Again, Mr Fowler concludes that requisite machinery would not be used on small holdings. As a matter of fact, machinery is in general use in countries where small holdings exist. It is true that the machines are not owned by the cultivator, but are hired, the letting of agricultural machinery constituting in Continental countries a distinct trade. He might as well argue that because men cannot afford to keep carriages of their own, therefore cabs will not exist to supply the demand for locomotion. Mr Fowler is right in supposing that I moved and carried, "against the advice of the House of Lords," a clause in the Agricultural Holdings Act 1883, making the measure applicable to holdings under two acres. I did this because I know many cases - some of them of the most cruel character - in which, after having toiled on a piece of land and brought it into good heart, men have been immediately deprived of their holdings, and their labour confiscated, without any compensation whatsoever. Mr Fowler thinks the clause referred to is injurious, because landlords will be less likely to let allotments when they are subject to the operation of the Act of 1883. He mistakes the nature of my proposals. I would have the labourers' right to allotments and holdings to be quite independent of the will of the landlord, who should have no power to withhold them wherever they were required.

(Right hand page)

I will not go into the question of the relative merits of small and large farms. I was brought up among small farmers, and my knowledge and experience of small holdings and allotments, at all events, coincide with the views of the labourers, who, after all, are the true cultivators of the soil, and who, by their votes, I am thankful to say, are those who point to the undertakings of Feargus O'Connor, and particularly to such places as Snig's End, in Gloucestershire, as evidences of failure of small holdings. If these half-informed people had taken the trouble to enquire, they would have found that even in the case of Snig's End, where men committed the error of trying to live on small plots by growing cereals, distress was not more marked than in the case of the tenant farmers in the same district. Mr Fowler thinks that the land does not require do much manual labour as formerly. The fact is the land was perhaps never in such a filthy condition from the want of labour as it is at present.

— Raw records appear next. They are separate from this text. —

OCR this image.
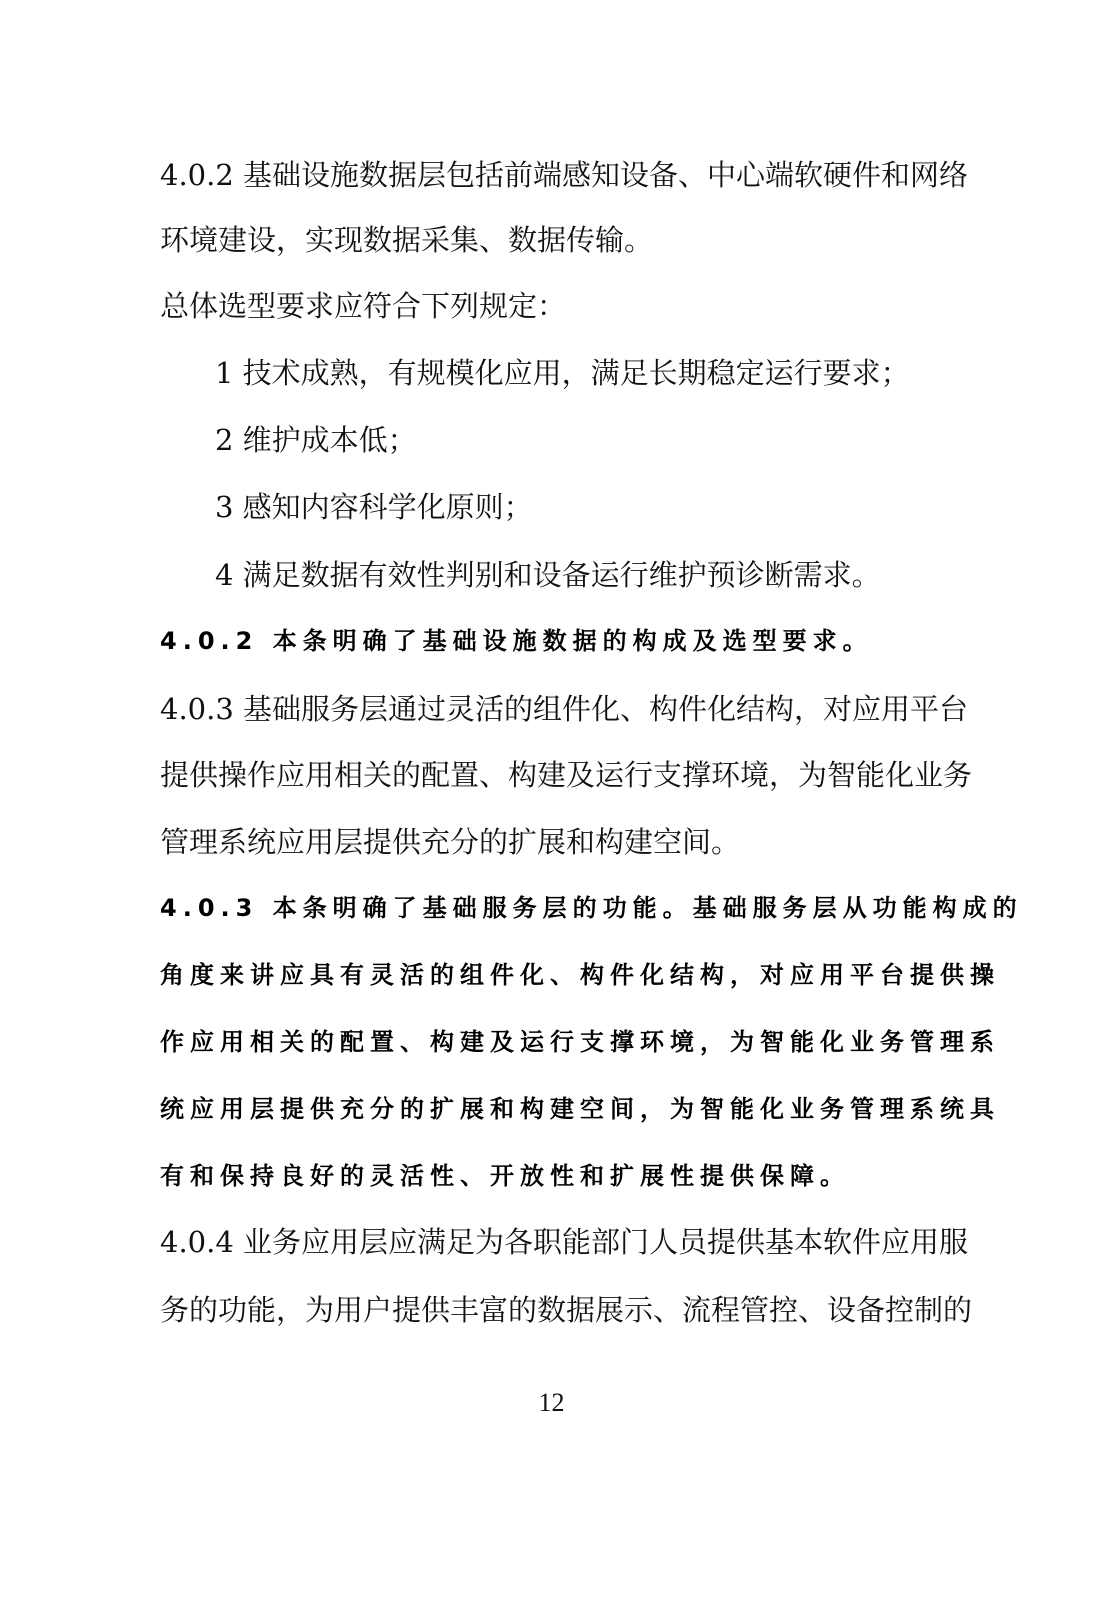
4.0.2 基础设施数据层包括前端感知设备、中心端软硬件和网络
环境建设，实现数据采集、数据传输。
总体选型要求应符合下列规定：
1 技术成熟，有规模化应用，满足长期稳定运行要求；
2 维护成本低；
3 感知内容科学化原则；
4 满足数据有效性判别和设备运行维护预诊断需求。
4.0.2 本条明确了基础设施数据的构成及选型要求。
4.0.3 基础服务层通过灵活的组件化、构件化结构，对应用平台
提供操作应用相关的配置、构建及运行支撑环境，为智能化业务
管理系统应用层提供充分的扩展和构建空间。
4.0.3 本条明确了基础服务层的功能。基础服务层从功能构成的
角度来讲应具有灵活的组件化、构件化结构，对应用平台提供操
作应用相关的配置、构建及运行支撑环境，为智能化业务管理系
统应用层提供充分的扩展和构建空间，为智能化业务管理系统具
有和保持良好的灵活性、开放性和扩展性提供保障。
4.0.4 业务应用层应满足为各职能部门人员提供基本软件应用服
务的功能，为用户提供丰富的数据展示、流程管控、设备控制的
12
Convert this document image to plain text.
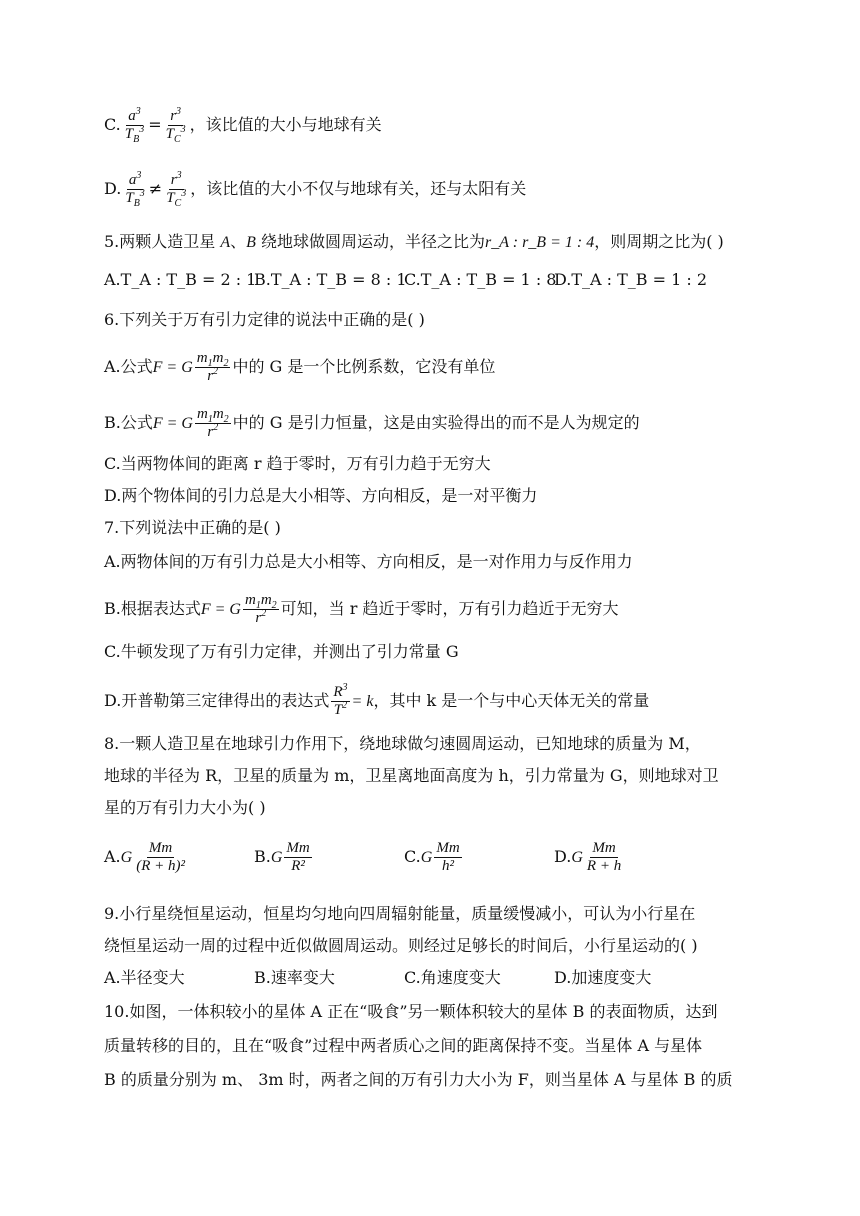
C. $\frac{a^3}{T_B^3} = \frac{r^3}{T_C^3}$ ，该比值的大小与地球有关
D. $\frac{a^3}{T_B^3} \ne \frac{r^3}{T_C^3}$ ，该比值的大小不仅与地球有关，还与太阳有关
5.两颗人造卫星 A、B 绕地球做圆周运动，半径之比为r_A : r_B = 1 : 4，则周期之比为( )
A.T_A : T_B = 2 : 1
B.T_A : T_B = 8 : 1
C.T_A : T_B = 1 : 8
D.T_A : T_B = 1 : 2
6.下列关于万有引力定律的说法中正确的是( )
A.公式F = G $\frac{m_1m_2}{r^2}$ 中的 G 是一个比例系数，它没有单位
B.公式F = G $\frac{m_1m_2}{r^2}$ 中的 G 是引力恒量，这是由实验得出的而不是人为规定的
C.当两物体间的距离 r 趋于零时，万有引力趋于无穷大
D.两个物体间的引力总是大小相等、方向相反，是一对平衡力
7.下列说法中正确的是( )
A.两物体间的万有引力总是大小相等、方向相反，是一对作用力与反作用力
B.根据表达式F = G $\frac{m_1m_2}{r^2}$ 可知，当 r 趋近于零时，万有引力趋近于无穷大
C.牛顿发现了万有引力定律，并测出了引力常量 G
D.开普勒第三定律得出的表达式 $\frac{R^3}{T^2} = k$，其中 k 是一个与中心天体无关的常量
8.一颗人造卫星在地球引力作用下，绕地球做匀速圆周运动，已知地球的质量为 M，
地球的半径为 R，卫星的质量为 m，卫星离地面高度为 h，引力常量为 G，则地球对卫
星的万有引力大小为( )
$A.G \frac{Mm}{\text{(R + h)²}}$	$B.G \frac{Mm}{\text{R²}}$	$C.G \frac{Mm}{\text{h²}}$	$D.G \frac{Mm}{R + h}$
9.小行星绕恒星运动，恒星均匀地向四周辐射能量，质量缓慢减小，可认为小行星在
绕恒星运动一周的过程中近似做圆周运动。则经过足够长的时间后，小行星运动的( )
A.半径变大	B.速率变大	C.角速度变大	D.加速度变大
10.如图，一体积较小的星体 A 正在“吸食”另一颗体积较大的星体 B 的表面物质，达到
质量转移的目的，且在“吸食”过程中两者质心之间的距离保持不变。当星体 A 与星体
B 的质量分别为 m、 3m 时，两者之间的万有引力大小为 F，则当星体 A 与星体 B 的质
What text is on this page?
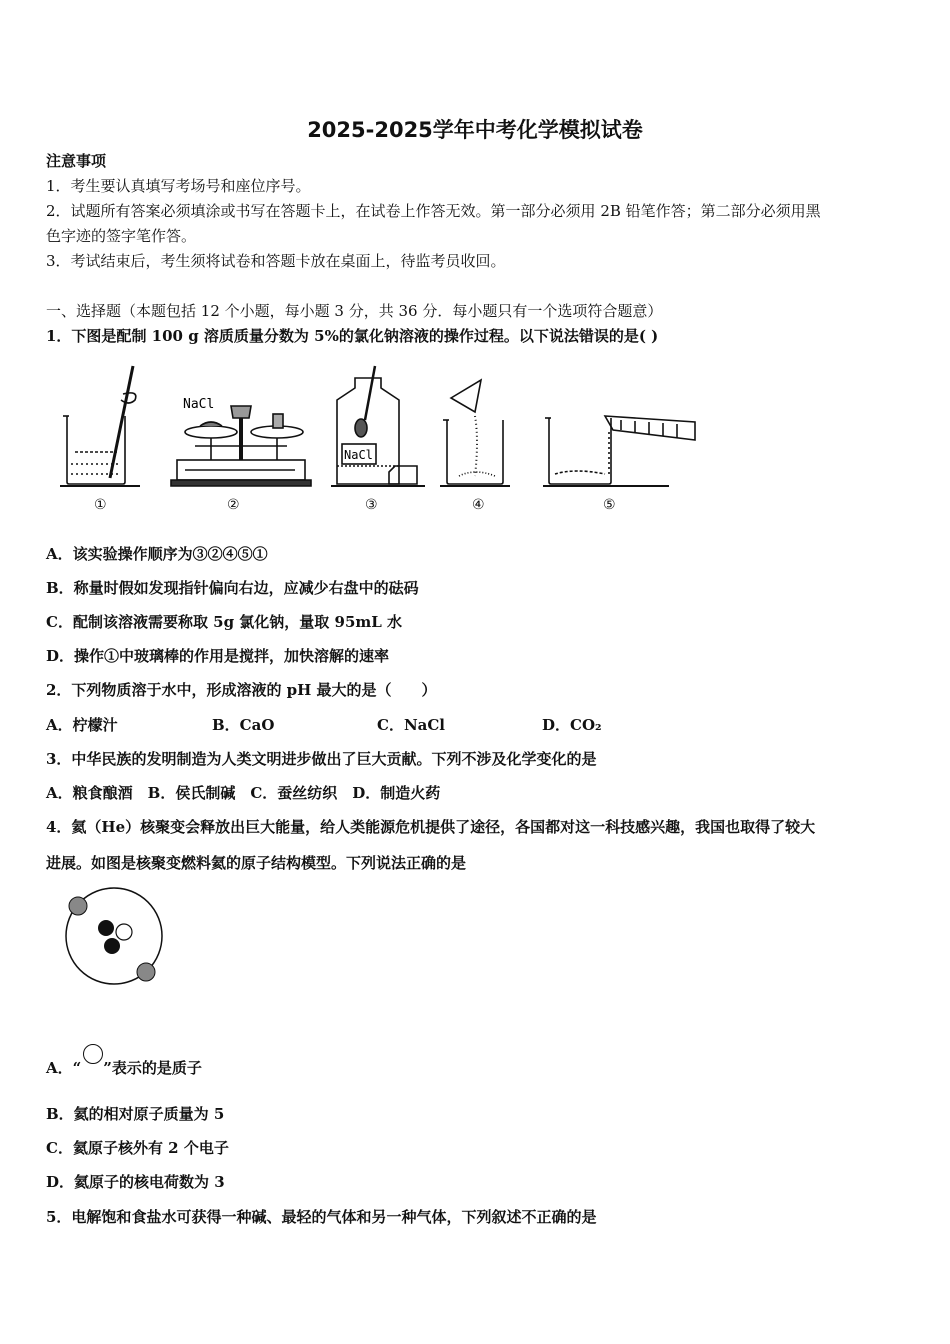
2025-2025学年中考化学模拟试卷
注意事项
1．考生要认真填写考场号和座位序号。
2．试题所有答案必须填涂或书写在答题卡上，在试卷上作答无效。第一部分必须用 2B 铅笔作答；第二部分必须用黑
色字迹的签字笔作答。
3．考试结束后，考生须将试卷和答题卡放在桌面上，待监考员收回。
一、选择题（本题包括 12 个小题，每小题 3 分，共 36 分．每小题只有一个选项符合题意）
1．下图是配制 100 g 溶质质量分数为 5%的氯化钠溶液的操作过程。以下说法错误的是( )
NaCl
NaCl
①	②	③	④	⑤
A．该实验操作顺序为③②④⑤①
B．称量时假如发现指针偏向右边，应减少右盘中的砝码
C．配制该溶液需要称取 5g 氯化钠，量取 95mL 水
D．操作①中玻璃棒的作用是搅拌，加快溶解的速率
2．下列物质溶于水中，形成溶液的 pH 最大的是（　　）
A．柠檬汁	B．CaO	C．NaCl	D．CO₂
3．中华民族的发明制造为人类文明进步做出了巨大贡献。下列不涉及化学变化的是
A．粮食酿酒　B．侯氏制碱　C．蚕丝纺织　D．制造火药
4．氦（He）核聚变会释放出巨大能量，给人类能源危机提供了途径，各国都对这一科技感兴趣，我国也取得了较大
进展。如图是核聚变燃料氦的原子结构模型。下列说法正确的是
A．“ ”表示的是质子
B．氦的相对原子质量为 5
C．氦原子核外有 2 个电子
D．氦原子的核电荷数为 3
5．电解饱和食盐水可获得一种碱、最轻的气体和另一种气体，下列叙述不正确的是
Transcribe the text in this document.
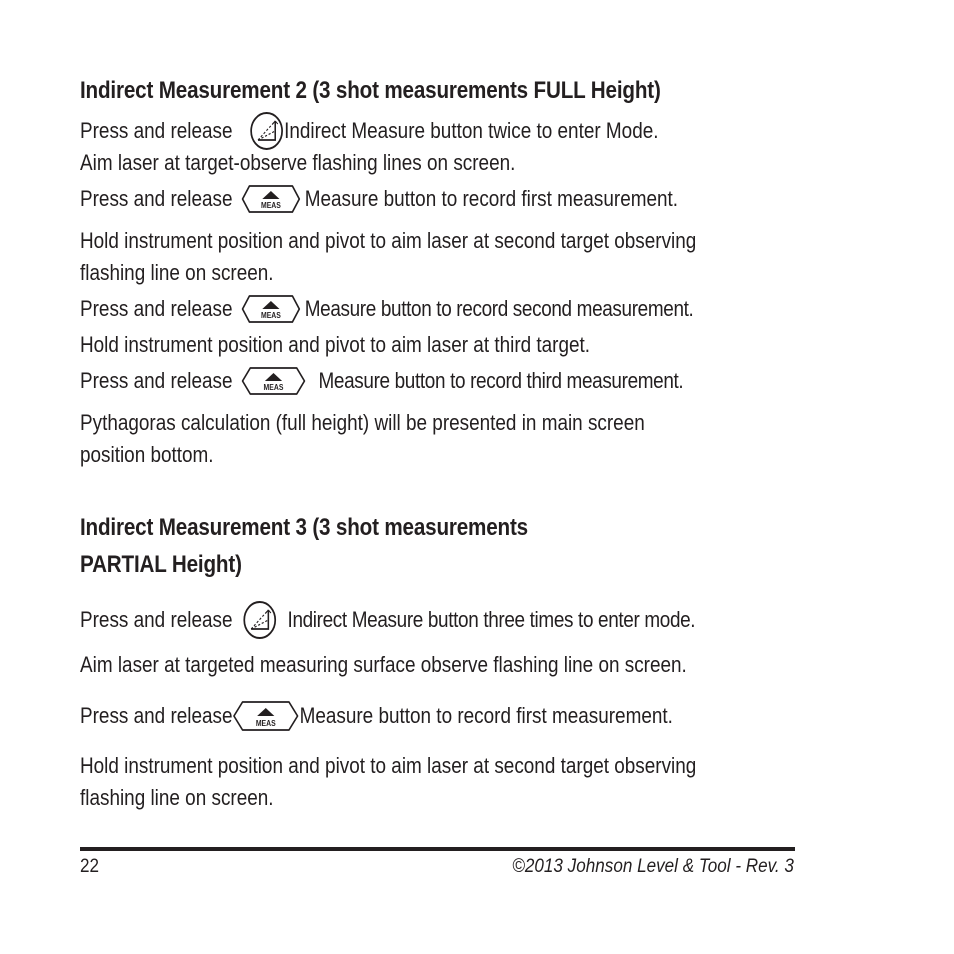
Indirect Measurement 2 (3 shot measurements FULL Height)
Press and release Indirect Measure button twice to enter Mode.
Aim laser at target-observe flashing lines on screen.
Press and release	MEAS Measure button to record first measurement.
Hold instrument position and pivot to aim laser at second target observing
flashing line on screen.
Press and release	MEAS Measure button to record second measurement.
Hold instrument position and pivot to aim laser at third target.
Press and release	MEAS Measure button to record third measurement.
Pythagoras calculation (full height) will be presented in main screen
position bottom.
Indirect Measurement 3 (3 shot measurements
PARTIAL Height)
Press and release	Indirect Measure button three times to enter mode.
Aim laser at targeted measuring surface observe flashing line on screen.
Press and release	MEAS Measure button to record first measurement.
Hold instrument position and pivot to aim laser at second target observing
flashing line on screen.
22	©2013 Johnson Level & Tool - Rev. 3
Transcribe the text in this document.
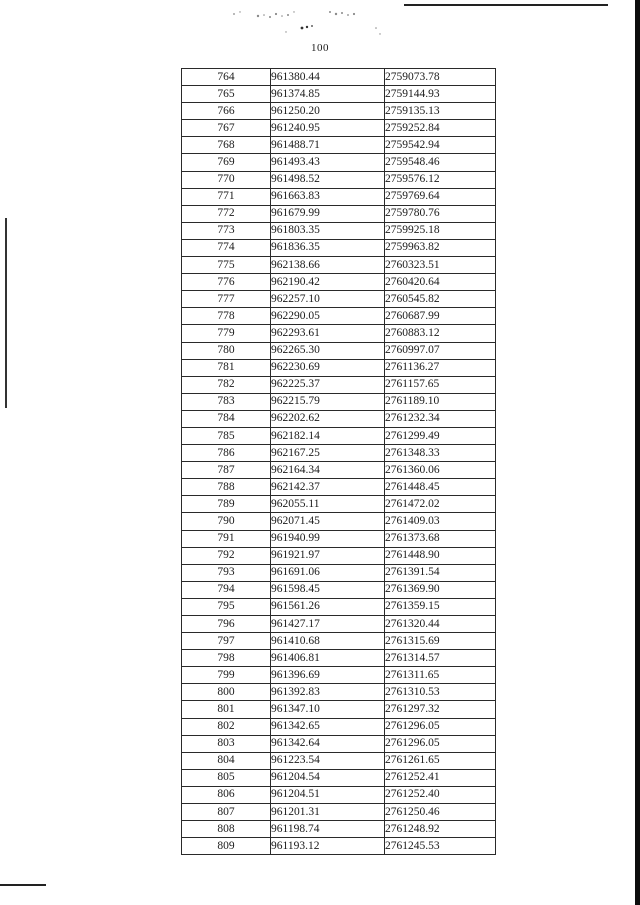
100
764	961380.44	2759073.78
765	961374.85	2759144.93
766	961250.20	2759135.13
767	961240.95	2759252.84
768	961488.71	2759542.94
769	961493.43	2759548.46
770	961498.52	2759576.12
771	961663.83	2759769.64
772	961679.99	2759780.76
773	961803.35	2759925.18
774	961836.35	2759963.82
775	962138.66	2760323.51
776	962190.42	2760420.64
777	962257.10	2760545.82
778	962290.05	2760687.99
779	962293.61	2760883.12
780	962265.30	2760997.07
781	962230.69	2761136.27
782	962225.37	2761157.65
783	962215.79	2761189.10
784	962202.62	2761232.34
785	962182.14	2761299.49
786	962167.25	2761348.33
787	962164.34	2761360.06
788	962142.37	2761448.45
789	962055.11	2761472.02
790	962071.45	2761409.03
791	961940.99	2761373.68
792	961921.97	2761448.90
793	961691.06	2761391.54
794	961598.45	2761369.90
795	961561.26	2761359.15
796	961427.17	2761320.44
797	961410.68	2761315.69
798	961406.81	2761314.57
799	961396.69	2761311.65
800	961392.83	2761310.53
801	961347.10	2761297.32
802	961342.65	2761296.05
803	961342.64	2761296.05
804	961223.54	2761261.65
805	961204.54	2761252.41
806	961204.51	2761252.40
807	961201.31	2761250.46
808	961198.74	2761248.92
809	961193.12	2761245.53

I know farmers who get twenty bushels an acre, together with a crop of rubbish, from their farms who, with sufficient labour and clean land might get fifty bushels. The land of this country is simply labour-starved, and has not half the number of men employed on it that it ought to have. Mr Fowler speaks of the profitless character of land not suitable for pasture. He is not, perhaps, aware that in countries from which we import some of our best butter there are dairy farms with not an acre of permanent pasture on them. Mr Fowler seems to wish to "give facilities to divide land," by making transfer easy, &c. Is he ready to go to the root of the whole matter, and join in the demand which the people of this country are on the eve of making - that no landowner shall have power, either during his life or at his death, to tie up agricultural lands in any way whatever?

I am, yours faithfully.
JESSE COLLINGS.
Edgbaston, Birmingham, January 28, 1885.